Perhaps there are even more specific features that would work better for specific types of educational platforms. One example of a situation like this is the need for music teaching apps to use high fidelity audio so the teacher can properly hear the nuances of the student’s tone. Having the flexibility to create your own custom features can come in handy.
Zoom is a fully hosted solution that can be convenient… until it’s not. One size fits all back-end configurations don’t always fit. Having full control over your application is very important to ensure that you are not locked in a service trap. If the live streaming application you are using changes something about their pricing or restricts data flow, that can negatively affect your application. Having the ability to host to any platform, is a good antidote to this.
Authentication and Security
Security is also very important as you don’t want uninvited people crashing your live stream. Just ask the Norwegian school who had a naked man hack into their stream. Without a password, a classroom live stream can be accessed by anyone. For this reason some schools, including the Clark Country district in Las Vegas, have banned Zoom.
This is another advantage to self-hosting in that you can control the parameters in which the streams are created.
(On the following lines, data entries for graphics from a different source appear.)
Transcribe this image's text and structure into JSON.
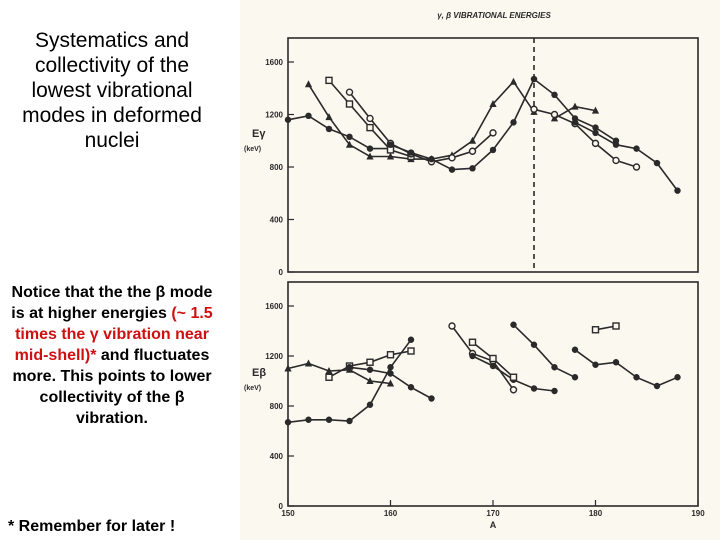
{
  "slide": {
    "title": "Systematics and collectivity of the lowest vibrational modes in deformed nuclei",
    "notice_prefix": "Notice that  the the β mode is at higher energies ",
    "notice_red": "(~ 1.5 times the γ vibration near mid-shell)*",
    "notice_suffix": " and fluctuates more. This points to lower collectivity of the β vibration.",
    "footnote": "* Remember for later !"
  },
  "chart_data": [
    {
      "type": "line",
      "panel": "top",
      "title": "γ, β VIBRATIONAL ENERGIES",
      "ylabel": "Eγ",
      "yunit": "(keV)",
      "ylim": [
        0,
        1600
      ],
      "yticks": [
        0,
        400,
        800,
        1200,
        1600
      ],
      "xlim": [
        150,
        190
      ],
      "grid": false,
      "vline_x": 174,
      "series": [
        {
          "marker": "dot",
          "x": [
            150,
            152,
            154,
            156,
            158,
            160
          ],
          "y": [
            1160,
            1190,
            1090,
            1030,
            940,
            940
          ]
        },
        {
          "marker": "triangle",
          "x": [
            152,
            154,
            156,
            158,
            160,
            162,
            164,
            166,
            168,
            170,
            172,
            174
          ],
          "y": [
            1430,
            1180,
            970,
            880,
            880,
            860,
            860,
            890,
            1000,
            1280,
            1450,
            1220
          ]
        },
        {
          "marker": "square",
          "x": [
            154,
            156,
            158,
            160,
            162
          ],
          "y": [
            1460,
            1280,
            1100,
            930,
            880
          ]
        },
        {
          "marker": "open-circle",
          "x": [
            156,
            158,
            160,
            162,
            164,
            166,
            168,
            170
          ],
          "y": [
            1370,
            1170,
            980,
            900,
            840,
            870,
            920,
            1060
          ]
        },
        {
          "marker": "dot",
          "x": [
            160,
            162,
            164,
            166,
            168,
            170,
            172,
            174,
            176,
            178,
            180,
            182
          ],
          "y": [
            970,
            910,
            860,
            780,
            790,
            930,
            1140,
            1470,
            1350,
            1170,
            1100,
            1000
          ]
        },
        {
          "marker": "triangle",
          "x": [
            176,
            178,
            180
          ],
          "y": [
            1170,
            1260,
            1230
          ]
        },
        {
          "marker": "open-circle",
          "x": [
            174,
            176,
            178,
            180,
            182,
            184
          ],
          "y": [
            1240,
            1200,
            1130,
            980,
            850,
            800
          ]
        },
        {
          "marker": "dot",
          "x": [
            178,
            180,
            182,
            184,
            186,
            188
          ],
          "y": [
            1140,
            1060,
            970,
            940,
            830,
            620
          ]
        }
      ]
    },
    {
      "type": "line",
      "panel": "bottom",
      "xlabel": "A",
      "ylabel": "Eβ",
      "yunit": "(keV)",
      "ylim": [
        0,
        1600
      ],
      "yticks": [
        0,
        400,
        800,
        1200,
        1600
      ],
      "xlim": [
        150,
        190
      ],
      "xticks": [
        150,
        160,
        170,
        180,
        190
      ],
      "grid": false,
      "series": [
        {
          "marker": "dot",
          "x": [
            150,
            152,
            154,
            156,
            158,
            160,
            162
          ],
          "y": [
            670,
            690,
            690,
            680,
            810,
            1110,
            1330
          ]
        },
        {
          "marker": "triangle",
          "x": [
            150,
            152,
            154,
            156,
            158,
            160
          ],
          "y": [
            1100,
            1140,
            1080,
            1090,
            1000,
            980
          ]
        },
        {
          "marker": "square",
          "x": [
            154,
            156,
            158,
            160,
            162
          ],
          "y": [
            1030,
            1120,
            1150,
            1210,
            1240
          ]
        },
        {
          "marker": "dot",
          "x": [
            156,
            158,
            160,
            162,
            164
          ],
          "y": [
            1110,
            1090,
            1060,
            950,
            860
          ]
        },
        {
          "marker": "open-circle",
          "x": [
            166,
            168,
            170,
            172
          ],
          "y": [
            1440,
            1220,
            1160,
            930
          ]
        },
        {
          "marker": "dot",
          "x": [
            168,
            170,
            172,
            174,
            176
          ],
          "y": [
            1200,
            1120,
            1010,
            940,
            920
          ]
        },
        {
          "marker": "square",
          "x": [
            168,
            170,
            172
          ],
          "y": [
            1310,
            1180,
            1030
          ]
        },
        {
          "marker": "dot",
          "x": [
            172,
            174,
            176,
            178
          ],
          "y": [
            1450,
            1290,
            1110,
            1030
          ]
        },
        {
          "marker": "square",
          "x": [
            180,
            182
          ],
          "y": [
            1410,
            1440
          ]
        },
        {
          "marker": "dot",
          "x": [
            178,
            180,
            182,
            184,
            186,
            188
          ],
          "y": [
            1250,
            1130,
            1150,
            1030,
            960,
            1030
          ]
        }
      ]
    }
  ]
}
If you see any security gaps you can fix them yourself rather than waiting on support to fix the problem for you.
Features such as stream encryption and user authentication guard against unwanted intruders. Not to mention it would also stop bored students from messing around with the video streams. We all know what happens when kids get bored… it isn’t pretty. In fact, “Zoombombing” is becoming an emerging trend where people crash classes.
Students will be logging in from a variety of devices: tablets, smart phones, and laptops. Teachers may use the same variety of devices to publish a stream as well. Accordingly, the ability to support mobile apps or web apps usable across all devices is very important. This includes failover support for older devices that may not support the latest updates.
Web standards based protocols, such as WebRTC, ensure cross-device compatibility that is up to date with modern standards. WebRTC is supported by Chrome, Firefox, Safari, Edge, and Opera. More importantly, you can use mobile as well as desktop browsers.
Some schools, especially colleges and universities, may have students spread out across large areas. Thus it is important that students from across the globe be able to participate. Not only that, but the live streaming application should have the same performance regardless of where the student is in order to ensure that they do not get left behind by a slow connection.
Which brings us to our next point:
Features such as ABR and transcoding to multiple stream qualities will make sure that the subscribing student is always getting the best quality network according to their connection speed. Students should not be punished for poor connectivity.
With all that is happening in the world right now, maintaining some semblance of normality is important. Educating students is not just a part of normal life, but an essential part of a functioning society.
Making sure that those students have the best possible distance learning experience is imperative. Increasingly people are looking for alternatives to Zoom to meet this demand.